We rely on plastics for nearly everything. From the decor in our homes to the machines we use at work (many of which might be made using the reaction injection molding process of combining two liquid components in a mold), this material is ubiquitous in our world. But unfortunately, it’s also doing a lot of damage to the planet we call home. As a result, there’s a need for more sustainable alternatives — particularly biodegradable ones, as plastics can sit in landfills for a thousand years before ever breaking down. Now, a group of researchers from the University of Valle de Atemajac in Zapopan, Mexico think they’ve found the answer: the prickly pear cactus, which is the very species featured so prominently on the country’s flag.
Global plastic production grew from 225 million tons to 311 million tons between 2004 and 2014. While this is excellent news for the plastics industry, it’s not a positive development for the environment. Data shows that 8 million metric tons of plastics end up in our oceans every year — and that’s in addition to the 150 million metric tons that are already affecting our marine life. It impacts humans, as well, seeing as the plastic in our waterways and in our landfills makes its way into our food supply. In fact, we ingest more than 50,000 pieces of microplastic each year.
That’s a startling statistic for many, but there may be hope. According to lead researcher Sandra Pascoe Ortiz, Mexico’s popular prickly pear cactus could hold the key to creating an eco-friendly plastic that safely and quickly breaks down. Ortiz explained in a statement that the cactus pulp is strained into a juice, which is then combined with natural, non-toxic additives and stretched into sheets. The sheets could then be colored with pigments and used to create packaging. If the product ends up in a landfill or on the ground, it would dissolve in a month; if it comes into contact with water, it would take only a few days to break down completely. And if animals or humans happen to ingest it, there would be no negative health effects.
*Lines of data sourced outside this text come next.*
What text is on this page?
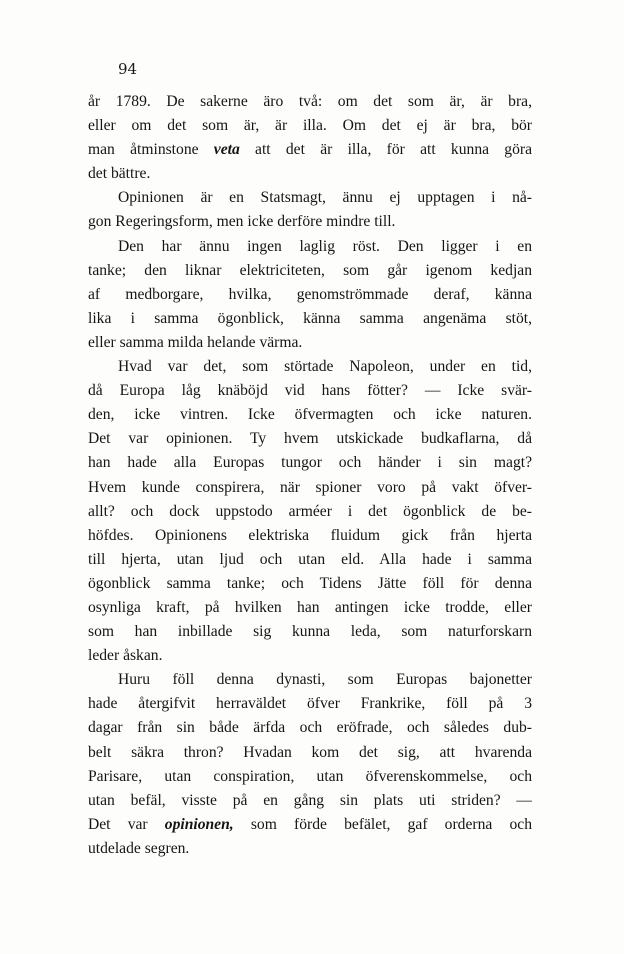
94

år 1789. De sakerne äro två: om det som är, är bra,
eller om det som är, är illa. Om det ej är bra, bör
man åtminstone veta att det är illa, för att kunna göra
det bättre.

Opinionen är en Statsmagt, ännu ej upptagen i nå-
gon Regeringsform, men icke derföre mindre till.

Den har ännu ingen laglig röst. Den ligger i en
tanke; den liknar elektriciteten, som går igenom kedjan
af medborgare, hvilka, genomströmmade deraf, känna
lika i samma ögonblick, känna samma angenäma stöt,
eller samma milda helande värma.

Hvad var det, som störtade Napoleon, under en tid,
då Europa låg knäböjd vid hans fötter? — Icke svär-
den, icke vintren. Icke öfvermagten och icke naturen.
Det var opinionen. Ty hvem utskickade budkaflarna, då
han hade alla Europas tungor och händer i sin magt?
Hvem kunde conspirera, när spioner voro på vakt öfver-
allt? och dock uppstodo arméer i det ögonblick de be-
höfdes. Opinionens elektriska fluidum gick från hjerta
till hjerta, utan ljud och utan eld. Alla hade i samma
ögonblick samma tanke; och Tidens Jätte föll för denna
osynliga kraft, på hvilken han antingen icke trodde, eller
som han inbillade sig kunna leda, som naturforskarn
leder åskan.

Huru föll denna dynasti, som Europas bajonetter
hade återgifvit herraväldet öfver Frankrike, föll på 3
dagar från sin både ärfda och eröfrade, och således dub-
belt säkra thron? Hvadan kom det sig, att hvarenda
Parisare, utan conspiration, utan öfverenskommelse, och
utan befäl, visste på en gång sin plats uti striden? —
Det var opinionen, som förde befälet, gaf orderna och
utdelade segren.
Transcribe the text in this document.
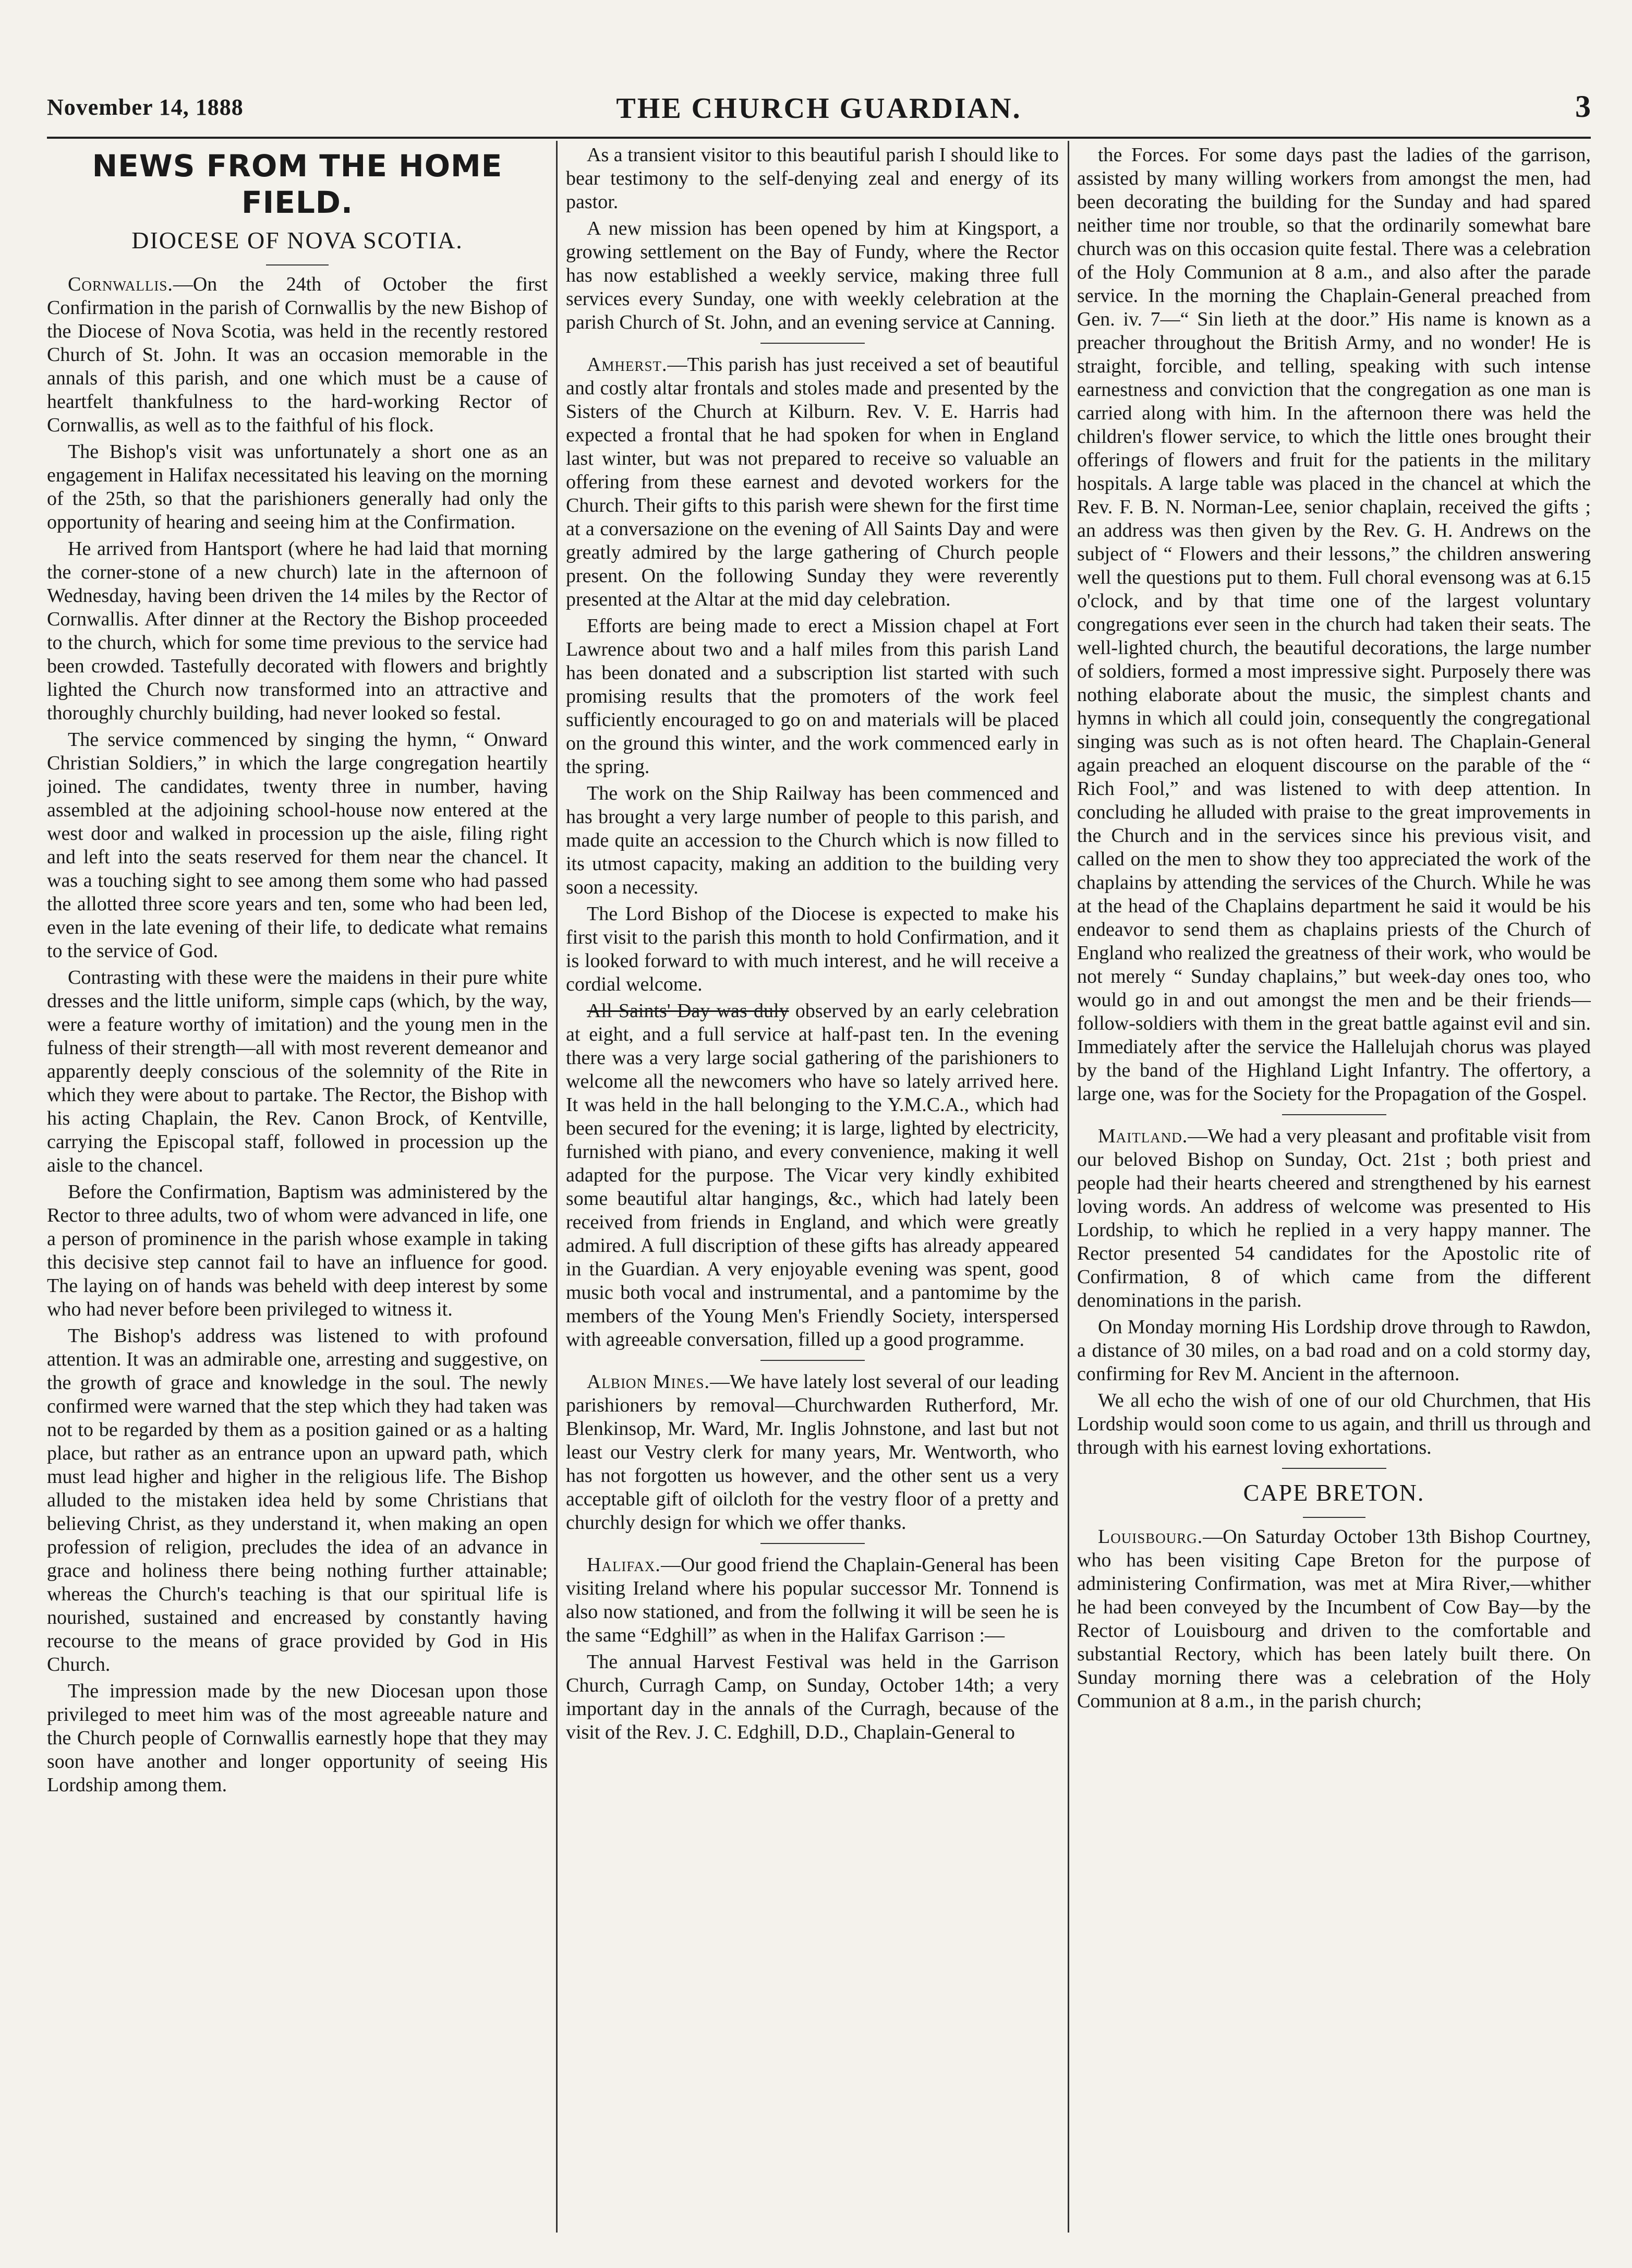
November 14, 1888	THE CHURCH GUARDIAN.	3
NEWS FROM THE HOME FIELD.
DIOCESE OF NOVA SCOTIA.

Cornwallis.—On the 24th of October the first Confirmation in the parish of Cornwallis by the new Bishop of the Diocese of Nova Scotia, was held in the recently restored Church of St. John. It was an occasion memorable in the annals of this parish, and one which must be a cause of heartfelt thankfulness to the hard-working Rector of Cornwallis, as well as to the faithful of his flock.

The Bishop's visit was unfortunately a short one as an engagement in Halifax necessitated his leaving on the morning of the 25th, so that the parishioners generally had only the opportunity of hearing and seeing him at the Confirmation.

He arrived from Hantsport (where he had laid that morning the corner-stone of a new church) late in the afternoon of Wednesday, having been driven the 14 miles by the Rector of Cornwallis. After dinner at the Rectory the Bishop proceeded to the church, which for some time previous to the service had been crowded. Tastefully decorated with flowers and brightly lighted the Church now transformed into an attractive and thoroughly churchly building, had never looked so festal.

The service commenced by singing the hymn, “ Onward Christian Soldiers,” in which the large congregation heartily joined. The candidates, twenty three in number, having assembled at the adjoining school-house now entered at the west door and walked in procession up the aisle, filing right and left into the seats reserved for them near the chancel. It was a touching sight to see among them some who had passed the allotted three score years and ten, some who had been led, even in the late evening of their life, to dedicate what remains to the service of God.

Contrasting with these were the maidens in their pure white dresses and the little uniform, simple caps (which, by the way, were a feature worthy of imitation) and the young men in the fulness of their strength—all with most reverent demeanor and apparently deeply conscious of the solemnity of the Rite in which they were about to partake. The Rector, the Bishop with his acting Chaplain, the Rev. Canon Brock, of Kentville, carrying the Episcopal staff, followed in procession up the aisle to the chancel.

Before the Confirmation, Baptism was administered by the Rector to three adults, two of whom were advanced in life, one a person of prominence in the parish whose example in taking this decisive step cannot fail to have an influence for good. The laying on of hands was beheld with deep interest by some who had never before been privileged to witness it.

The Bishop's address was listened to with profound attention. It was an admirable one, arresting and suggestive, on the growth of grace and knowledge in the soul. The newly confirmed were warned that the step which they had taken was not to be regarded by them as a position gained or as a halting place, but rather as an entrance upon an upward path, which must lead higher and higher in the religious life. The Bishop alluded to the mistaken idea held by some Christians that believing Christ, as they understand it, when making an open profession of religion, precludes the idea of an advance in grace and holiness there being nothing further attainable; whereas the Church's teaching is that our spiritual life is nourished, sustained and encreased by constantly having recourse to the means of grace provided by God in His Church.

The impression made by the new Diocesan upon those privileged to meet him was of the most agreeable nature and the Church people of Cornwallis earnestly hope that they may soon have another and longer opportunity of seeing His Lordship among them.

As a transient visitor to this beautiful parish I should like to bear testimony to the self-denying zeal and energy of its pastor.

A new mission has been opened by him at Kingsport, a growing settlement on the Bay of Fundy, where the Rector has now established a weekly service, making three full services every Sunday, one with weekly celebration at the parish Church of St. John, and an evening service at Canning.

Amherst.—This parish has just received a set of beautiful and costly altar frontals and stoles made and presented by the Sisters of the Church at Kilburn. Rev. V. E. Harris had expected a frontal that he had spoken for when in England last winter, but was not prepared to receive so valuable an offering from these earnest and devoted workers for the Church. Their gifts to this parish were shewn for the first time at a conversazione on the evening of All Saints Day and were greatly admired by the large gathering of Church people present. On the following Sunday they were reverently presented at the Altar at the mid day celebration.

Efforts are being made to erect a Mission chapel at Fort Lawrence about two and a half miles from this parish Land has been donated and a subscription list started with such promising results that the promoters of the work feel sufficiently encouraged to go on and materials will be placed on the ground this winter, and the work commenced early in the spring.

The work on the Ship Railway has been commenced and has brought a very large number of people to this parish, and made quite an accession to the Church which is now filled to its utmost capacity, making an addition to the building very soon a necessity.

The Lord Bishop of the Diocese is expected to make his first visit to the parish this month to hold Confirmation, and it is looked forward to with much interest, and he will receive a cordial welcome.

All Saints' Day was duly observed by an early celebration at eight, and a full service at half-past ten. In the evening there was a very large social gathering of the parishioners to welcome all the newcomers who have so lately arrived here. It was held in the hall belonging to the Y.M.C.A., which had been secured for the evening; it is large, lighted by electricity, furnished with piano, and every convenience, making it well adapted for the purpose. The Vicar very kindly exhibited some beautiful altar hangings, &c., which had lately been received from friends in England, and which were greatly admired. A full discription of these gifts has already appeared in the Guardian. A very enjoyable evening was spent, good music both vocal and instrumental, and a pantomime by the members of the Young Men's Friendly Society, interspersed with agreeable conversation, filled up a good programme.

Albion Mines.—We have lately lost several of our leading parishioners by removal—Churchwarden Rutherford, Mr. Blenkinsop, Mr. Ward, Mr. Inglis Johnstone, and last but not least our Vestry clerk for many years, Mr. Wentworth, who has not forgotten us however, and the other sent us a very acceptable gift of oilcloth for the vestry floor of a pretty and churchly design for which we offer thanks.

Halifax.—Our good friend the Chaplain-General has been visiting Ireland where his popular successor Mr. Tonnend is also now stationed, and from the follwing it will be seen he is the same “Edghill” as when in the Halifax Garrison :—

The annual Harvest Festival was held in the Garrison Church, Curragh Camp, on Sunday, October 14th; a very important day in the annals of the Curragh, because of the visit of the Rev. J. C. Edghill, D.D., Chaplain-General to

the Forces. For some days past the ladies of the garrison, assisted by many willing workers from amongst the men, had been decorating the building for the Sunday and had spared neither time nor trouble, so that the ordinarily somewhat bare church was on this occasion quite festal. There was a celebration of the Holy Communion at 8 a.m., and also after the parade service. In the morning the Chaplain-General preached from Gen. iv. 7—“ Sin lieth at the door.” His name is known as a preacher throughout the British Army, and no wonder! He is straight, forcible, and telling, speaking with such intense earnestness and conviction that the congregation as one man is carried along with him. In the afternoon there was held the children's flower service, to which the little ones brought their offerings of flowers and fruit for the patients in the military hospitals. A large table was placed in the chancel at which the Rev. F. B. N. Norman-Lee, senior chaplain, received the gifts ; an address was then given by the Rev. G. H. Andrews on the subject of “ Flowers and their lessons,” the children answering well the questions put to them. Full choral evensong was at 6.15 o'clock, and by that time one of the largest voluntary congregations ever seen in the church had taken their seats. The well-lighted church, the beautiful decorations, the large number of soldiers, formed a most impressive sight. Purposely there was nothing elaborate about the music, the simplest chants and hymns in which all could join, consequently the congregational singing was such as is not often heard. The Chaplain-General again preached an eloquent discourse on the parable of the “ Rich Fool,” and was listened to with deep attention. In concluding he alluded with praise to the great improvements in the Church and in the services since his previous visit, and called on the men to show they too appreciated the work of the chaplains by attending the services of the Church. While he was at the head of the Chaplains department he said it would be his endeavor to send them as chaplains priests of the Church of England who realized the greatness of their work, who would be not merely “ Sunday chaplains,” but week-day ones too, who would go in and out amongst the men and be their friends—follow-soldiers with them in the great battle against evil and sin. Immediately after the service the Hallelujah chorus was played by the band of the Highland Light Infantry. The offertory, a large one, was for the Society for the Propagation of the Gospel.

Maitland.—We had a very pleasant and profitable visit from our beloved Bishop on Sunday, Oct. 21st ; both priest and people had their hearts cheered and strengthened by his earnest loving words. An address of welcome was presented to His Lordship, to which he replied in a very happy manner. The Rector presented 54 candidates for the Apostolic rite of Confirmation, 8 of which came from the different denominations in the parish.

On Monday morning His Lordship drove through to Rawdon, a distance of 30 miles, on a bad road and on a cold stormy day, confirming for Rev M. Ancient in the afternoon.

We all echo the wish of one of our old Churchmen, that His Lordship would soon come to us again, and thrill us through and through with his earnest loving exhortations.

CAPE BRETON.

Louisbourg.—On Saturday October 13th Bishop Courtney, who has been visiting Cape Breton for the purpose of administering Confirmation, was met at Mira River,—whither he had been conveyed by the Incumbent of Cow Bay—by the Rector of Louisbourg and driven to the comfortable and substantial Rectory, which has been lately built there. On Sunday morning there was a celebration of the Holy Communion at 8 a.m., in the parish church;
Although Ortiz admits her invention would not be the answer to all environmental issues, she hopes that it could potentially replace all other kinds of single use plastics being used. Tests are still being conducted and the process is currently restricted to the laboratory, but Ortiz hopes to have her patent request join the other 500,000 applications that will be received by the USPTO this year. She plans to look for development partners in early 2020 in order to pursue large scale production in an industrial facility.
Already, a number of companies have expressed their interest in supporting the venture, which means it may not be too long before we see this plant-based plastic on the market. But for now, you might want to keep reducing your single use plastic use and find additional ways to become more sustainable in your everyday life.